Au vu des résultats de ce groupe, on peut dire que dans le domaine de la cybersécurité, l'Europe est en avance sur le reste du monde. Des entreprises américaines et asiatiques font certifier leurs produits en Europe, car nous avons les meilleurs standards. Et, au sein de l'Union, une entreprise comme Siemens fait certifier certains de ses produits en France.

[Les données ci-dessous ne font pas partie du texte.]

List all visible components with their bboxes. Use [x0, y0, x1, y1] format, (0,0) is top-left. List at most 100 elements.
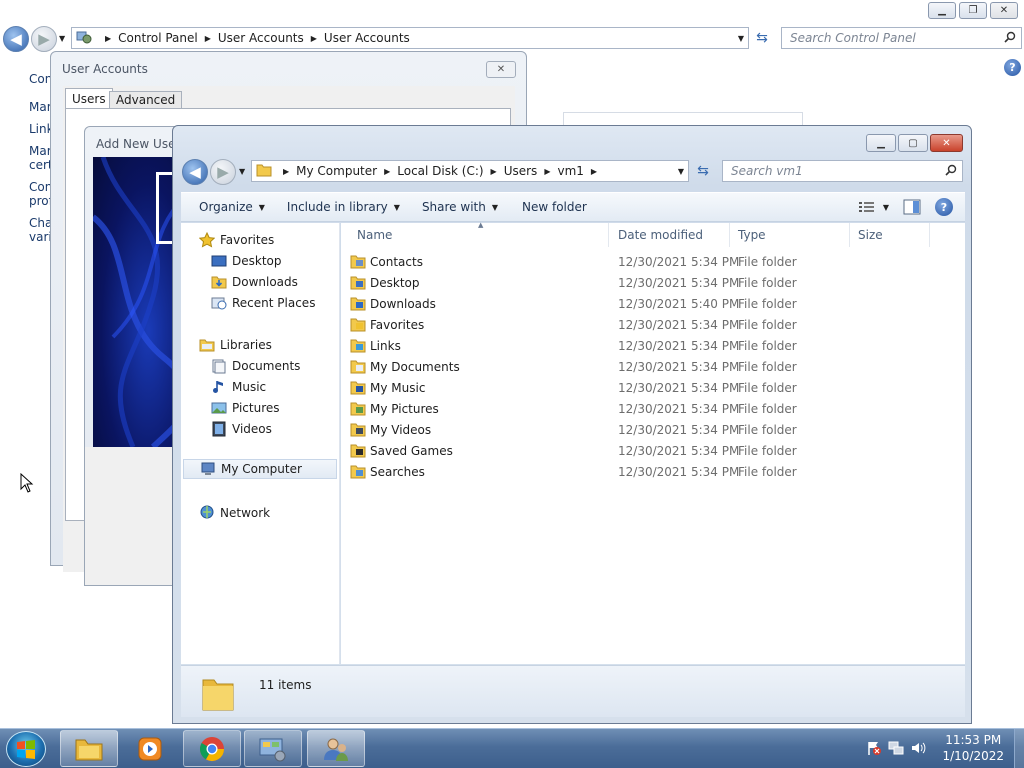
help-icon[interactable]: ? — [935, 198, 953, 216]
explorer-address-bar[interactable]: ▶ My Computer ▶ Local Disk (C:) ▶ Users … — [251, 160, 689, 182]
command-bar: Organize ▼ Include in library ▼ Share with… — [181, 192, 965, 222]
navigation-pane: Favorites Desktop Downloads Recent Place… — [181, 223, 340, 664]
file-type: File folder — [738, 444, 797, 458]
preview-pane-icon[interactable] — [903, 199, 921, 215]
back-button[interactable]: ◀ — [182, 159, 208, 185]
nav-label: Network — [220, 506, 271, 520]
restore-button[interactable]: ❐ — [959, 2, 987, 19]
nav-downloads[interactable]: Downloads — [211, 274, 298, 290]
file-date-modified: 12/30/2021 5:34 PM — [618, 402, 740, 416]
network-status-icon[interactable] — [888, 740, 904, 756]
action-center-flag-icon[interactable] — [866, 740, 882, 756]
change-view-button[interactable]: ▼ — [858, 201, 889, 213]
breadcrumb-control-panel[interactable]: Control Panel — [118, 31, 198, 45]
recent-pages-dropdown[interactable]: ▼ — [59, 34, 65, 43]
volume-icon[interactable] — [910, 740, 926, 756]
control-panel-address-bar[interactable]: ▶ Control Panel ▶ User Accounts ▶ User A… — [71, 27, 749, 49]
nav-recent-places[interactable]: Recent Places — [211, 295, 315, 311]
start-button[interactable] — [6, 731, 46, 767]
back-button[interactable]: ◀ — [3, 26, 29, 52]
taskbar-user-accounts-button[interactable] — [307, 730, 365, 767]
dialog-title: User Accounts — [62, 62, 148, 76]
organize-button[interactable]: Organize ▼ — [199, 200, 265, 214]
forward-button[interactable]: ▶ — [210, 159, 236, 185]
close-button[interactable]: ✕ — [990, 2, 1018, 19]
column-label: Size — [858, 228, 883, 242]
refresh-button[interactable]: ⇆ — [692, 160, 714, 182]
file-row[interactable]: Desktop 12/30/2021 5:34 PM File folder — [341, 273, 965, 294]
file-row[interactable]: My Videos 12/30/2021 5:34 PM File folder — [341, 420, 965, 441]
tab-users[interactable]: Users — [65, 88, 113, 108]
breadcrumb-separator: ▶ — [310, 33, 317, 43]
breadcrumb-my-computer[interactable]: My Computer — [296, 164, 377, 178]
tab-advanced[interactable]: Advanced — [109, 91, 183, 108]
explorer-search-input[interactable]: Search vm1 — [722, 160, 963, 182]
star-icon — [199, 232, 215, 248]
nav-pictures[interactable]: Pictures — [211, 400, 280, 416]
file-row[interactable]: Contacts 12/30/2021 5:34 PM File folder — [341, 252, 965, 273]
column-header-size[interactable]: Size — [850, 223, 930, 247]
include-in-library-label: Include in library — [286, 200, 388, 214]
file-row[interactable]: Saved Games 12/30/2021 5:34 PM File folder — [341, 441, 965, 462]
nav-my-computer[interactable]: My Computer — [183, 459, 337, 479]
file-row[interactable]: Favorites 12/30/2021 5:34 PM File folder — [341, 315, 965, 336]
file-name: Saved Games — [370, 444, 453, 458]
sort-arrow-icon: ▲ — [478, 221, 484, 229]
nav-desktop[interactable]: Desktop — [211, 253, 282, 269]
column-header-type[interactable]: Type — [730, 223, 850, 247]
column-header-date-modified[interactable]: Date modified — [610, 223, 730, 247]
file-name: My Music — [370, 381, 426, 395]
file-date-modified: 12/30/2021 5:34 PM — [618, 465, 740, 479]
videos-icon — [212, 421, 226, 437]
chrome-icon — [199, 736, 224, 761]
taskbar-explorer-button[interactable] — [60, 730, 118, 767]
address-history-dropdown[interactable]: ▼ — [678, 167, 684, 176]
breadcrumb-user-accounts-category[interactable]: User Accounts — [218, 31, 304, 45]
nav-videos[interactable]: Videos — [211, 421, 272, 437]
breadcrumb-local-disk[interactable]: Local Disk (C:) — [397, 164, 483, 178]
file-row[interactable]: Links 12/30/2021 5:34 PM File folder — [341, 336, 965, 357]
network-icon — [200, 505, 214, 519]
nav-label: Downloads — [232, 275, 298, 289]
minimize-button[interactable]: ▁ — [866, 134, 896, 152]
file-row[interactable]: Searches 12/30/2021 5:34 PM File folder — [341, 462, 965, 483]
nav-network[interactable]: Network — [199, 505, 270, 521]
refresh-button[interactable]: ⇆ — [751, 27, 773, 49]
file-row[interactable]: Downloads 12/30/2021 5:40 PM File folder — [341, 294, 965, 315]
nav-favorites[interactable]: Favorites — [199, 232, 274, 248]
close-button[interactable]: ✕ — [486, 61, 516, 78]
nav-label: Videos — [232, 422, 272, 436]
chevron-down-icon: ▼ — [393, 202, 400, 212]
breadcrumb-user-accounts[interactable]: User Accounts — [324, 31, 410, 45]
share-with-button[interactable]: Share with ▼ — [422, 200, 498, 214]
file-type: File folder — [738, 276, 797, 290]
show-desktop-button[interactable] — [1014, 729, 1024, 768]
new-folder-button[interactable]: New folder — [522, 200, 587, 214]
address-history-dropdown[interactable]: ▼ — [738, 34, 744, 43]
recent-pages-dropdown[interactable]: ▼ — [239, 167, 245, 176]
help-icon[interactable]: ? — [1004, 59, 1021, 76]
nav-documents[interactable]: Documents — [211, 358, 300, 374]
include-in-library-button[interactable]: Include in library ▼ — [287, 200, 400, 214]
taskbar-control-panel-button[interactable] — [244, 730, 302, 767]
taskbar-media-player-button[interactable] — [121, 730, 179, 767]
close-button[interactable]: ✕ — [930, 134, 963, 152]
minimize-button[interactable]: ▁ — [928, 2, 956, 19]
maximize-button[interactable]: ▢ — [898, 134, 928, 152]
pictures-folder-icon — [350, 402, 366, 416]
taskbar-chrome-button[interactable] — [183, 730, 241, 767]
file-date-modified: 12/30/2021 5:34 PM — [618, 339, 740, 353]
control-panel-search-input[interactable]: Search Control Panel — [781, 27, 1022, 49]
breadcrumb-users[interactable]: Users — [504, 164, 538, 178]
breadcrumb-vm1[interactable]: vm1 — [557, 164, 583, 178]
forward-button[interactable]: ▶ — [31, 26, 57, 52]
clock-date: 1/10/2022 — [942, 749, 1004, 763]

Notre pays a donc développé une véritable expertise dans la certification de cyber sécurité, ce qui est un atout dans la compétition économique mondiale. Ce n'est pas négligeable, car on nous parle beaucoup des objets connectés qui vont envahir nos vies. Or, ces produits, il faudra certifier qu'ils sont sécurisés ! Notre pays a une véritable carte à jouer dans ce secteur.
Après avoir auditionné :
- le conseiller à la transformation numérique auprès du Secrétaire d'État chargé du numérique,
- le président de l'Alliance pour la confiance numérique, le secteur privé de la cybersécurité en France,
- le directeur général de l'Agence Nationale de Sécurité des Systèmes d'Information (ANSSI),
ma collègue et moi-même, tout en affirmant notre accord avec les orientations de la proposition de règlement, sommes amenés à soulever les problèmes que pose ledit règlement au regard de la subsidiarité.
Je vous remercie pour votre attention, et passe le relais à notre collègue Laurence Harribey.